Is Authenticity Conditional?

Is Authenticity Conditional?

There are times when I want to blog about the happenings of the world. Controversial issues like politics, feminism or social injustices but I choose not to because I don't want a backlash. I don't want to deal with trolls, racists or mysognists berating me for expressing my opinion. Can I authentically share my truth on this platform if I censor myself? Does this conditional authenticity make me inauthentic?

I am entitled to share my viewpoint and after watching the BET Awards Sunday night, I've never been more encouraged to do so.  

I felt an overwhelming sense of pride and validation, while watching Jesse Williams' acceptance speech at the 2016 BET Awards. The Grey's Anatomy actor and outspoken black activist received the Humanitarian award for his relentless activism. Mr. Williams spoke eloquently about the issues plaguing the black community...police brutality, cultural appropriation and racial inequality. 

is authenticity conditional

I've heard him speak before during interviews on MSNBC and CNN. I follow him on Instagram and Twitter because I love the passion with which he conveys his opinions. And watching him speak with such strength and conviction Sunday caused me to question myself.

I'm the mother of a young black girl, who I'm educating on the ways of the world. I want her to be socially, environmentally and culturally conscious. How I truly teach her to be this, if I shy away from sensitive topics or political discussions. If I stay silent, am I teaching her to be silent too?

The political nastiness in this country right now has been so distressing that I stopped watching the news. But now I see that doing this is the equivalent of putting my head in the sand.  Great, I choose not watch the news but that doesn't mean the inequities and problems in our society no longer exist. They don't go anywhere until we, collectively, work to get rid of them.  

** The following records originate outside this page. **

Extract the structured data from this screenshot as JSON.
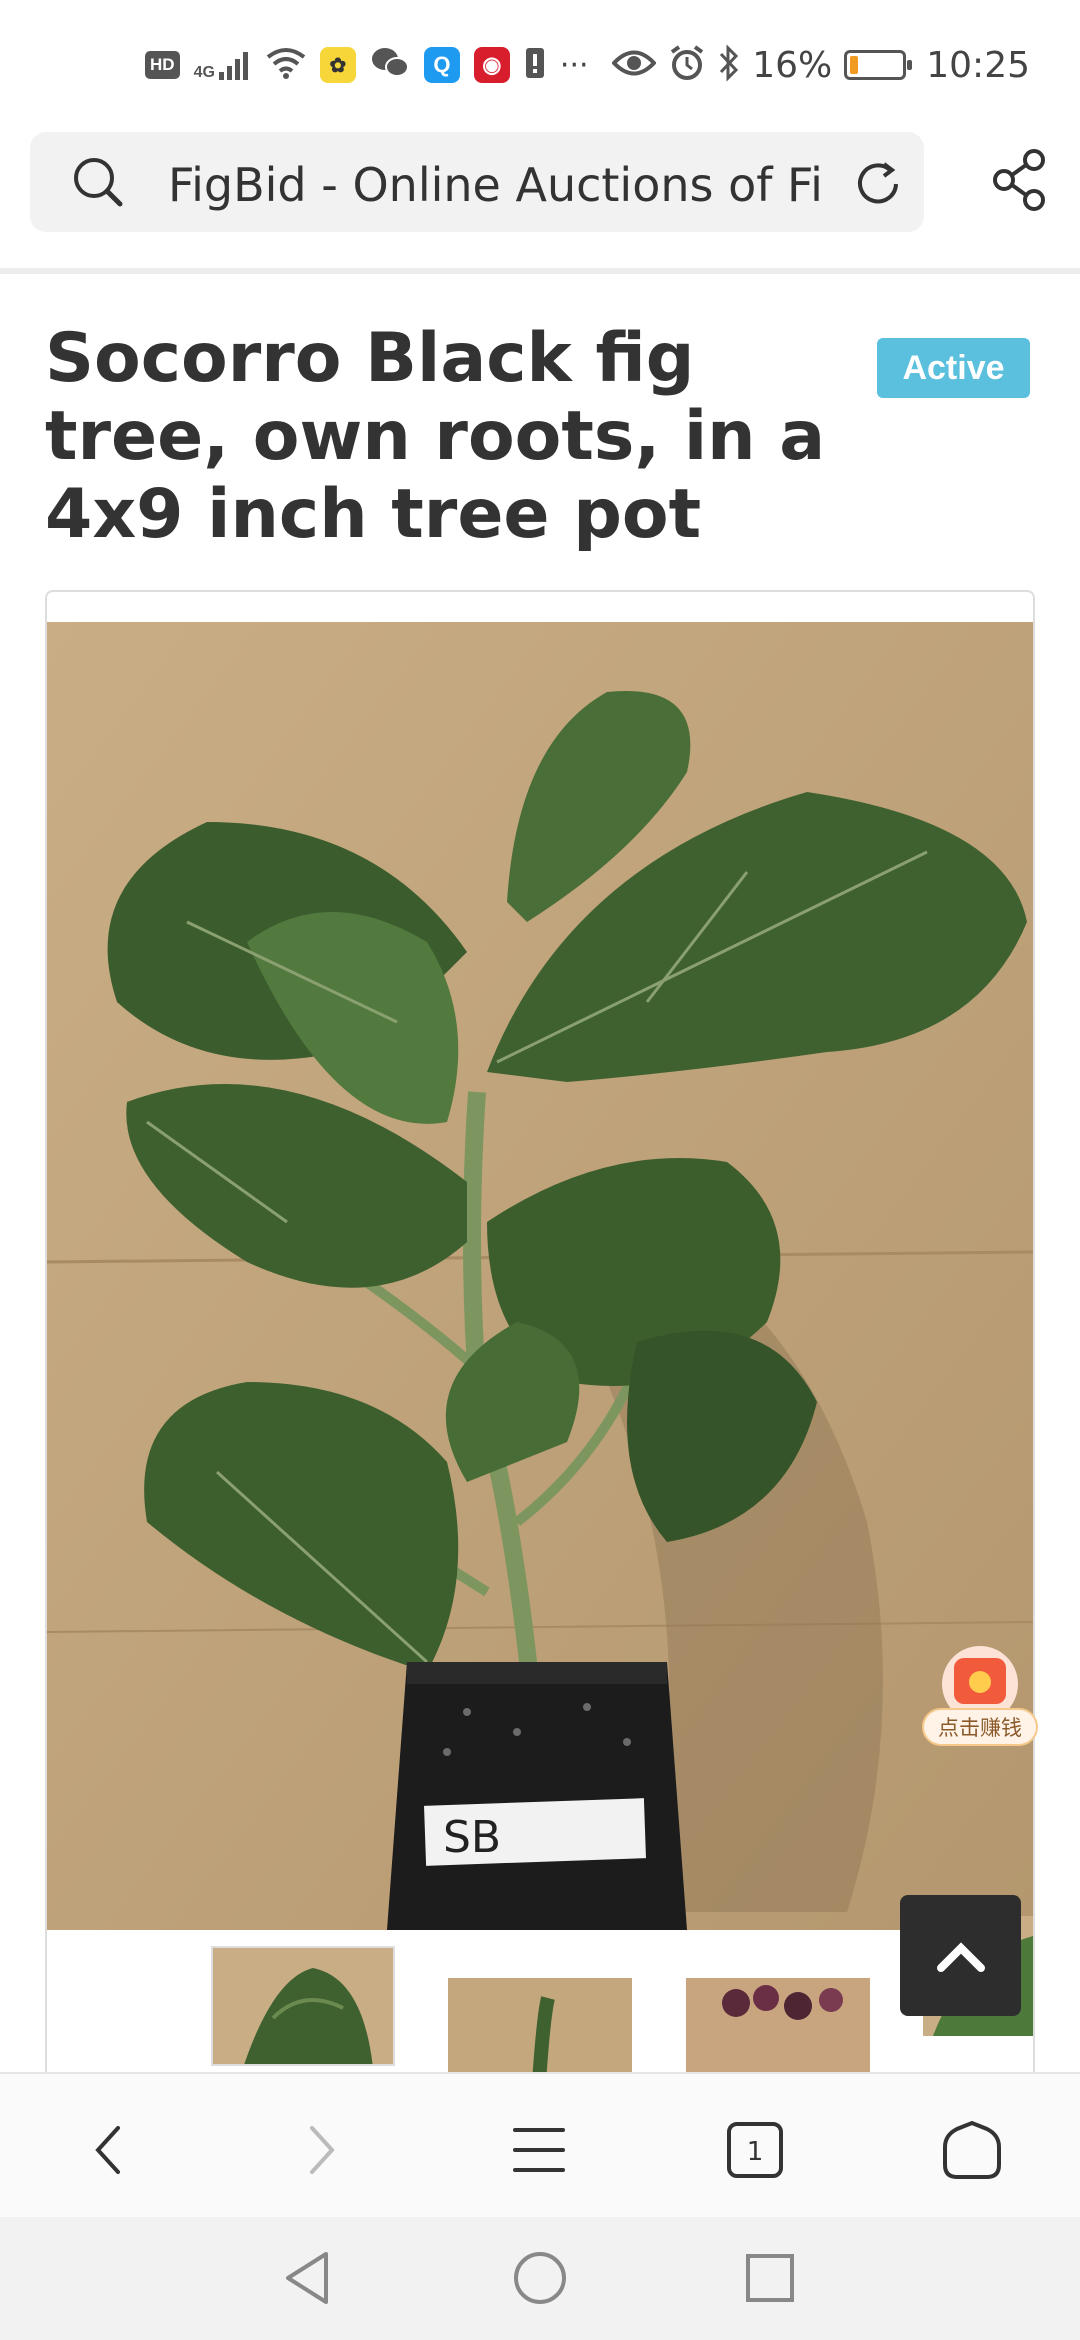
{
  "status_bar": {
    "hd_label": "HD",
    "network_label": "4G",
    "more_label": "···",
    "battery_percent": "16%",
    "battery_level": 0.16,
    "time": "10:25",
    "icons": [
      "signal-icon",
      "wifi-icon",
      "app-rabbit-icon",
      "wechat-icon",
      "app-q-icon",
      "weibo-icon",
      "phone-alert-icon",
      "eye-icon",
      "alarm-icon",
      "bluetooth-icon",
      "battery-icon"
    ]
  },
  "browser": {
    "page_title": "FigBid - Online Auctions of Fi",
    "icons": [
      "search-icon",
      "reload-icon",
      "share-icon"
    ]
  },
  "listing": {
    "title": "Socorro Black fig tree, own roots, in a 4x9 inch tree pot",
    "status": "Active",
    "status_color": "#5bc0de",
    "pot_label": "SB",
    "thumbnail_count": 5
  },
  "floating_widget": {
    "label": "点击赚钱"
  },
  "bottom_nav": {
    "tab_count": "1",
    "icons": [
      "back-icon",
      "forward-icon",
      "menu-icon",
      "tabs-icon",
      "home-icon"
    ]
  },
  "system_nav": {
    "icons": [
      "triangle-back-icon",
      "circle-home-icon",
      "square-recents-icon"
    ]
  }
}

is authenticity conditional

If I'm to be an authentic person in the blogosphere, I need to be myself. I'm smart enough, opinionated enough and who cares if people don't like it. 

The point of all this is I will publish posts about these sensitive topics. I encourage you to participate in these discussions. I also encourage you to participate in discussions about these topics on a micro level; with your family, friends or others in your community.  

After all, we have a responsibility to ourselves and the world to be authentic, not conditionally authentic.  

Here's an excerpt from Jesse Williams' acceptance speech, as transcribed by the New York Times that profoundly resonated with me...

 "Now, freedom is always coming in the hereafter. But, you know what though? The hereafter is a hustle. We want it now. And let’s get a couple of things straight, just a little side note: The burden of the brutalized is not to comfort the bystander. That’s not our job, all right, stop with all that. If you have a critique for the resistance, for our resistance, then you better have an established record of critique of our oppression. If you have no interest in equal rights for black people then do not make suggestions to those who do. Sit down."

"Now the thing is though, all of us in here getting money, that alone isn’t going to stop this. All right? Now dedicating our lives to get money just to give it right back for someone’s brand on our body, when we spent centuries praying with brands on our bodies and now we pray to get paid for brands on our bodies."